Мы опять спросили: “Но почему же они терпят пустыни неплодородные?” Лама посмотрел на нас очень хитро и сказал: “И это придет вовремя. И реки подымутся, и леса встанут, и трава побежит всюду. Всему срок. Как ушло по погрешности людской, так и придет по держательской мысли. Они пошлют, когда нужно, когда мы сумеем опознать и принять”.

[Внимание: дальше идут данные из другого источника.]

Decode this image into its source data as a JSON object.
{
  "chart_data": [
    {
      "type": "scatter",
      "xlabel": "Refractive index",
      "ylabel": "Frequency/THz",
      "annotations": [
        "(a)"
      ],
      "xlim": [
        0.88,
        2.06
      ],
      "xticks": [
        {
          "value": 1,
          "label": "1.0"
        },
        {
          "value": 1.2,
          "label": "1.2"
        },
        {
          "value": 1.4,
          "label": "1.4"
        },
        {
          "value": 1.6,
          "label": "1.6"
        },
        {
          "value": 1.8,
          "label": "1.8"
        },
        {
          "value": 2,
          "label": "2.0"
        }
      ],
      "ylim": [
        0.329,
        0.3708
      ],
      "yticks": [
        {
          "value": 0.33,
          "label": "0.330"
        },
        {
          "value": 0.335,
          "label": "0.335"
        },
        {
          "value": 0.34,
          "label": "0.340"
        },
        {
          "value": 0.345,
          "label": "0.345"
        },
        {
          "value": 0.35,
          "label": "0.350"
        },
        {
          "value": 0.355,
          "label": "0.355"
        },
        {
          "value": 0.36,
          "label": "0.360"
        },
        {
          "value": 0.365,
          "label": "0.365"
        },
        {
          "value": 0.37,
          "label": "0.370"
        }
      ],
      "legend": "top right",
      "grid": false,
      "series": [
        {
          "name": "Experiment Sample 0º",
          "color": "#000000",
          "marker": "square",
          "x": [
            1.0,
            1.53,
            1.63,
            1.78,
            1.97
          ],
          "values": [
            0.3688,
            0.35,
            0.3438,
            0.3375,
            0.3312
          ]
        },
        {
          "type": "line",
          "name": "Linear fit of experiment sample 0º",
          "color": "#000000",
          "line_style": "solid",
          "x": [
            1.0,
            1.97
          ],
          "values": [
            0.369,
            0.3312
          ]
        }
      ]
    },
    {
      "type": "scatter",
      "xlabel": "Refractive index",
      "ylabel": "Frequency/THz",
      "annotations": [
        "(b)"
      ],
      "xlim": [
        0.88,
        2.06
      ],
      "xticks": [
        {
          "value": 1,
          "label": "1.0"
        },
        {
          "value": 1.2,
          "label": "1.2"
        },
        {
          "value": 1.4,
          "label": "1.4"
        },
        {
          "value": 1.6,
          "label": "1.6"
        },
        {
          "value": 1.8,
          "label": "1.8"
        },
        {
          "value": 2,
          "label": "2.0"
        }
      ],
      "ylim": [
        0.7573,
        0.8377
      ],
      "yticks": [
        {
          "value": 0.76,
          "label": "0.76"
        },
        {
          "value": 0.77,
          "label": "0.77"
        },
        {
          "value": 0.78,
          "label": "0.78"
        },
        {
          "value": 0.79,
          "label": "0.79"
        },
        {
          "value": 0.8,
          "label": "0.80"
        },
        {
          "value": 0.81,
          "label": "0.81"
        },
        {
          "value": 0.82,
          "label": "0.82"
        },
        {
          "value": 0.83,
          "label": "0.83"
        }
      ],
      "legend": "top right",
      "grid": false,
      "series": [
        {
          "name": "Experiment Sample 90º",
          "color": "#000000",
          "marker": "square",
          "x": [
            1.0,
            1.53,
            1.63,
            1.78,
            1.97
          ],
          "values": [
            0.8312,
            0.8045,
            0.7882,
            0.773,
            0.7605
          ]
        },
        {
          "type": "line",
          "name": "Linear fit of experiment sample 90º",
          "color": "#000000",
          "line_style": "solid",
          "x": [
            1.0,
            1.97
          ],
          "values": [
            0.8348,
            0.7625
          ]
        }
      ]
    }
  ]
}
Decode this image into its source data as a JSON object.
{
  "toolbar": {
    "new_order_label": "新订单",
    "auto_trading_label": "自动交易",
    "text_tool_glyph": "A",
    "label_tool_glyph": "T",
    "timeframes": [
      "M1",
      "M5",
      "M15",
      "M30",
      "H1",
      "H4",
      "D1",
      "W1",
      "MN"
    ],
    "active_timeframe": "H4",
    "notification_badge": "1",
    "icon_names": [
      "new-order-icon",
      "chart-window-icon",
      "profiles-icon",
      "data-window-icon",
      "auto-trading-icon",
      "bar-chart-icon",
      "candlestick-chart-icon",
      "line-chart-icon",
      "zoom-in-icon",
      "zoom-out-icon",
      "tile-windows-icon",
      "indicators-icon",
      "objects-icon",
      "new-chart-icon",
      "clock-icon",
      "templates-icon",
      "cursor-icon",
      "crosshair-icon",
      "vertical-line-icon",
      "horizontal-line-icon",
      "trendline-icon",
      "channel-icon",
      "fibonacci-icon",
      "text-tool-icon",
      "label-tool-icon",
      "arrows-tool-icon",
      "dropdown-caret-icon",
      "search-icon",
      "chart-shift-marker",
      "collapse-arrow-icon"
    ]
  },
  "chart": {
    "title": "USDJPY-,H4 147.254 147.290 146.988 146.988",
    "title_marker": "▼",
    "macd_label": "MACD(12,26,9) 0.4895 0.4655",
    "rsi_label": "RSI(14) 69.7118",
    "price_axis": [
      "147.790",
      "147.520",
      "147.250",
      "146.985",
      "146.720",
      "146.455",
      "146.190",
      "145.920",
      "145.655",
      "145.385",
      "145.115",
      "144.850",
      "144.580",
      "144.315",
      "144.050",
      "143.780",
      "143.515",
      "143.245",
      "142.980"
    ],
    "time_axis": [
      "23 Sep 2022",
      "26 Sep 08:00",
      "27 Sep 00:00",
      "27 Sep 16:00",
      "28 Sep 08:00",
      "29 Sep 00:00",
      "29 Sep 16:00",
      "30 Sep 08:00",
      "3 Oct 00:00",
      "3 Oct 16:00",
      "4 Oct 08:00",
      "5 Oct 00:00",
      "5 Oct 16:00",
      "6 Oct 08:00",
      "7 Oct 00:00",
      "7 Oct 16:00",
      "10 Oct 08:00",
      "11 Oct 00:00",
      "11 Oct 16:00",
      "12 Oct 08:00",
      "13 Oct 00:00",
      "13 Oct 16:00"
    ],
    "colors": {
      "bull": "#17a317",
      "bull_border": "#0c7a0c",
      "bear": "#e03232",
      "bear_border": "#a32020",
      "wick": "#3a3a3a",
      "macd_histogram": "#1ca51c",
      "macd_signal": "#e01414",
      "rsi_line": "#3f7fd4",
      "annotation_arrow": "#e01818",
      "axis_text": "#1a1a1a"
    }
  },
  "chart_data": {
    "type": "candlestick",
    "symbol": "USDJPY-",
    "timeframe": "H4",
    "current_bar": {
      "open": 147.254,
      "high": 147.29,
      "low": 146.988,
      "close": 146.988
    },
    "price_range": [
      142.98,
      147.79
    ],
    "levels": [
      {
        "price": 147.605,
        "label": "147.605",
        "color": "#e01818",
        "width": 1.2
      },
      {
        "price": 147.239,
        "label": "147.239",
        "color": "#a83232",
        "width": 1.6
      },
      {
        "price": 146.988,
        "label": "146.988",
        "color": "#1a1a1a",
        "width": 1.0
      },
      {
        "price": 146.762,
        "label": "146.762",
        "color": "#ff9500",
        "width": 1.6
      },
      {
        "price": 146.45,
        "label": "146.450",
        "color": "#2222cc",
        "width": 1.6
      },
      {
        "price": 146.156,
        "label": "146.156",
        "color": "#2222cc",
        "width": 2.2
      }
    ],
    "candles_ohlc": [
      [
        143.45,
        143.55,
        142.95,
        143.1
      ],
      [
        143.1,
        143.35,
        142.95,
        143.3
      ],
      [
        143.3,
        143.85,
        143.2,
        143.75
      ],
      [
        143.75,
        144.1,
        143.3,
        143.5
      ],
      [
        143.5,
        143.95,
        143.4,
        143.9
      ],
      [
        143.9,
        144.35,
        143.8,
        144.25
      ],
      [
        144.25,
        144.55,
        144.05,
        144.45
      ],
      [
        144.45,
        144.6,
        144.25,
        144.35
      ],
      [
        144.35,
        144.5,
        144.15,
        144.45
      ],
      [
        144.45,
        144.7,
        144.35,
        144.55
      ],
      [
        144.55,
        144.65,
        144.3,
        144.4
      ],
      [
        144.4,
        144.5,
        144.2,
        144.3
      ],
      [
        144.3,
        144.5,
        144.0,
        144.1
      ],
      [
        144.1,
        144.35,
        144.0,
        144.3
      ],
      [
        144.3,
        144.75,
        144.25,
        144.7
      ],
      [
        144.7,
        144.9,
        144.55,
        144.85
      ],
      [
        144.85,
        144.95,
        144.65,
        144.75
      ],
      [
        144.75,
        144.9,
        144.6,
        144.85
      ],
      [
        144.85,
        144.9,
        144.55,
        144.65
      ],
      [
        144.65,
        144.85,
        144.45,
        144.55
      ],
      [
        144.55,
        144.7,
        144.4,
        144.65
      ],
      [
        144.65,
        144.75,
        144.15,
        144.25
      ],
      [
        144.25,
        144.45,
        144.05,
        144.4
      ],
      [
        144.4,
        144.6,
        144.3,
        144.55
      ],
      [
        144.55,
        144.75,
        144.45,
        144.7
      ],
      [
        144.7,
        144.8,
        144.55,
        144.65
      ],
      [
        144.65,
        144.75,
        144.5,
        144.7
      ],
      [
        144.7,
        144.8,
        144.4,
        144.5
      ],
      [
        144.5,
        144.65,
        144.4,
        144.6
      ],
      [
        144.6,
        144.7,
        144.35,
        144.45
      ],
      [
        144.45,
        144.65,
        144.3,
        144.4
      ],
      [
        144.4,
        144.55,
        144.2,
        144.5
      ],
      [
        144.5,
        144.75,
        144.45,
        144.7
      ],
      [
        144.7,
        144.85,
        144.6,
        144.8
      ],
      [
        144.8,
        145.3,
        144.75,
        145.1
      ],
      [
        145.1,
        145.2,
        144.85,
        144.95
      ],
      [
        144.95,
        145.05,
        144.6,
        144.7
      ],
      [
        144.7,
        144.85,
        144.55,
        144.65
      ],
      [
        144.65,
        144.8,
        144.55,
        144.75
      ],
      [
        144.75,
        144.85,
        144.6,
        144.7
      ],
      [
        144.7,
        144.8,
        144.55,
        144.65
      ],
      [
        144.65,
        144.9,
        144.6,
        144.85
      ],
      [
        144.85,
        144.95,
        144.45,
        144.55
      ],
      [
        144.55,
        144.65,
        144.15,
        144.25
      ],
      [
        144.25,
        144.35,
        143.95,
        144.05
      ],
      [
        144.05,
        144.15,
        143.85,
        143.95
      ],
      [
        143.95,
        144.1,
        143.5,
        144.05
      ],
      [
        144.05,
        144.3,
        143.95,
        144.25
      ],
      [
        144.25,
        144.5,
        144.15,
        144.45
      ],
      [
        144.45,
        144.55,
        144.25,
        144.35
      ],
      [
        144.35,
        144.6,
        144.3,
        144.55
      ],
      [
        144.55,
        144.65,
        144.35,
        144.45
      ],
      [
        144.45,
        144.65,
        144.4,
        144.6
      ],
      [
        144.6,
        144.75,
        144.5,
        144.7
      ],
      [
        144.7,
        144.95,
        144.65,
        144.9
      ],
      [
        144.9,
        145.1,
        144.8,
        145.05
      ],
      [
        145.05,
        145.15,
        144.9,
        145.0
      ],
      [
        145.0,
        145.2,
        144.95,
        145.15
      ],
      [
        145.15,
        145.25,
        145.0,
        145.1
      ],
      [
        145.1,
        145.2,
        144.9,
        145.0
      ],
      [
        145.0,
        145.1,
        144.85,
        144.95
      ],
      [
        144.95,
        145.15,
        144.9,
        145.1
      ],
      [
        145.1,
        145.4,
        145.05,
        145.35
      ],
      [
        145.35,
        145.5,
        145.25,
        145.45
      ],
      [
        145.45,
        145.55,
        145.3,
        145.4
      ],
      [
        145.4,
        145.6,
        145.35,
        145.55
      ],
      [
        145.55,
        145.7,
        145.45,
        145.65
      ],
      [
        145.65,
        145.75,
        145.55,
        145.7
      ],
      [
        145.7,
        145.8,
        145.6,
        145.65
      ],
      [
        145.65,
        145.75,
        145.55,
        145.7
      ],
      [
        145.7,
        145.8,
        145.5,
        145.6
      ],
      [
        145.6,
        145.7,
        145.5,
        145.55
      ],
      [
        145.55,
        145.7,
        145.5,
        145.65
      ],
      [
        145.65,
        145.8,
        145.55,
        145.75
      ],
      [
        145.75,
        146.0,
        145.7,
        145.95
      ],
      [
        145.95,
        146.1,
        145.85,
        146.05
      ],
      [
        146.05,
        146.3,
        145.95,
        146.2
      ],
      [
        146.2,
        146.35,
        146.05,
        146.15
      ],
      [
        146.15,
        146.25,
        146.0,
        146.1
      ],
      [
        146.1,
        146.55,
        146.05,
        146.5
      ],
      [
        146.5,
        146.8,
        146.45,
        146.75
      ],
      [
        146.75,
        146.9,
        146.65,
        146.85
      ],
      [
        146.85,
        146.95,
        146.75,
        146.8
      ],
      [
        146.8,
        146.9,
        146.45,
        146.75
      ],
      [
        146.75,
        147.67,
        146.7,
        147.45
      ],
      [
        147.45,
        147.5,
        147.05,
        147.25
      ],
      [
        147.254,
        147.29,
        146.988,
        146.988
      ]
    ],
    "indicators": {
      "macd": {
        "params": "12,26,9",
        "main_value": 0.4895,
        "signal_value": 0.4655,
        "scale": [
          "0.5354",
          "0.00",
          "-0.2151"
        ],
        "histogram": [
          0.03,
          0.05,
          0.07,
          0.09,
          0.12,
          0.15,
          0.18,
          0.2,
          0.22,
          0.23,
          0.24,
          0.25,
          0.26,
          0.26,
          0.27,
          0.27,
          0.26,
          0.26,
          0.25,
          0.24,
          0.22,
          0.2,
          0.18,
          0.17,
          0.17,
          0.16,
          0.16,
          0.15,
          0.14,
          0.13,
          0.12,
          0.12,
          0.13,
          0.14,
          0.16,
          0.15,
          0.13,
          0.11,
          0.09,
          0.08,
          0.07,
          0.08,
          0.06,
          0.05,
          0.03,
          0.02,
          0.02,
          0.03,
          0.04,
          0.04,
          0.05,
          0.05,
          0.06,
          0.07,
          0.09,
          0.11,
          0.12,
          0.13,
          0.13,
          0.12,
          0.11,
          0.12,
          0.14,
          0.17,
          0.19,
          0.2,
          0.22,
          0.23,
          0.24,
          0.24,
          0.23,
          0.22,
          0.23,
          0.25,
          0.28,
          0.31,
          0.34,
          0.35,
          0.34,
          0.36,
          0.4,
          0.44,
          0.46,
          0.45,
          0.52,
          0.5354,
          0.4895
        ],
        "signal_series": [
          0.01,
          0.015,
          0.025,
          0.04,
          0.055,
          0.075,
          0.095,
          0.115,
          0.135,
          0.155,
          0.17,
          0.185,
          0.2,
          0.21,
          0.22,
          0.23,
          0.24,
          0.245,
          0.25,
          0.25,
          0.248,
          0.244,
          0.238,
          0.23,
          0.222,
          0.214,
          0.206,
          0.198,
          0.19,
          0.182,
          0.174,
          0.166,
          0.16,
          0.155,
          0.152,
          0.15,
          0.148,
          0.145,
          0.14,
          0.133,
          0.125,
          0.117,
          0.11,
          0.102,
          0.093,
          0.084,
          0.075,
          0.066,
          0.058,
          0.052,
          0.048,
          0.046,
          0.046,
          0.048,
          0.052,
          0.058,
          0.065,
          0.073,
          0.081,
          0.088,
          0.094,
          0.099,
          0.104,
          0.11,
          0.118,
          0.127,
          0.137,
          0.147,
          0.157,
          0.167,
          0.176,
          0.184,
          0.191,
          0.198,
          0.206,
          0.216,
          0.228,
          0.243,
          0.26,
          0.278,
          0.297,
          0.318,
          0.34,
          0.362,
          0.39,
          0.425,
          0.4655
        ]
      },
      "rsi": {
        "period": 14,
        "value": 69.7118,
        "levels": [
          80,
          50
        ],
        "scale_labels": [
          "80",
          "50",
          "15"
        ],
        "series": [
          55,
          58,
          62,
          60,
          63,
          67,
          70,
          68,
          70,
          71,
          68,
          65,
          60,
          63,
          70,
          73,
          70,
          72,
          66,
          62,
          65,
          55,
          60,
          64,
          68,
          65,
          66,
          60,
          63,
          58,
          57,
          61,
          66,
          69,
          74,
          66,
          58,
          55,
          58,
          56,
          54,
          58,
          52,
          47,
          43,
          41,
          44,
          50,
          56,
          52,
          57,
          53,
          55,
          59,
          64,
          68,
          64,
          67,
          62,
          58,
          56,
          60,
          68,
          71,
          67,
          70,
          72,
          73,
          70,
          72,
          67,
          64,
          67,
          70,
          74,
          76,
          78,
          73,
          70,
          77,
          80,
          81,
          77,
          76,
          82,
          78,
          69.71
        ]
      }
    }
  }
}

Мы спросили: “А нет ли у кого каких-нибудь знаков или вещей от них?”

“Может быть и есть. И даже наверное имеется. Но только если кто получил их, тот о них уже не скажет”.

Мы спросили: “А имена их знаете ли?”

“Они могут быть под разными именами, но, опять же, если кому выпало счастье знать имя, то он никогда никому не повторит его. Никто не преступит это уложение”.

Собеседник замолчал и долго следил за какой-то двигавшейся точкой на дальних барханах. Может быть он думал, а вдруг! В глазах его загорелась нежданная жданность. Виделось, что он знает, слышал и видел еще многое. Но сколько же нужно посидеть у одного костра, чтобы растворилось сердце! Даже если бы оно и хотело раствориться, то воля знает, насколько эти врата могут открываться проезжему. Для нас, для проезжих, не сказаны многие тайны пустыни. Она их может поведать лишь своему. Лишь тому, в ком есть окончательная уверенность. Тому, кто может мыслить спокойно и о прошлом, и о будущем, кто может довольствоваться тем малым, которое даже не учтено для нынешней роскоши.

Пустыня приняла тот лик, в котором видит ее проезжий, чтобы сокрыть свое значение и свое величие. Срединная Азия притаилась со всеми своими богатствами, со всеми глубоко захороненными знаками, а сыны ее умеют беречь заповеданное, они защищают Учение Благословенного.

Может быть, завтра лама расскажет нам о Шамбале.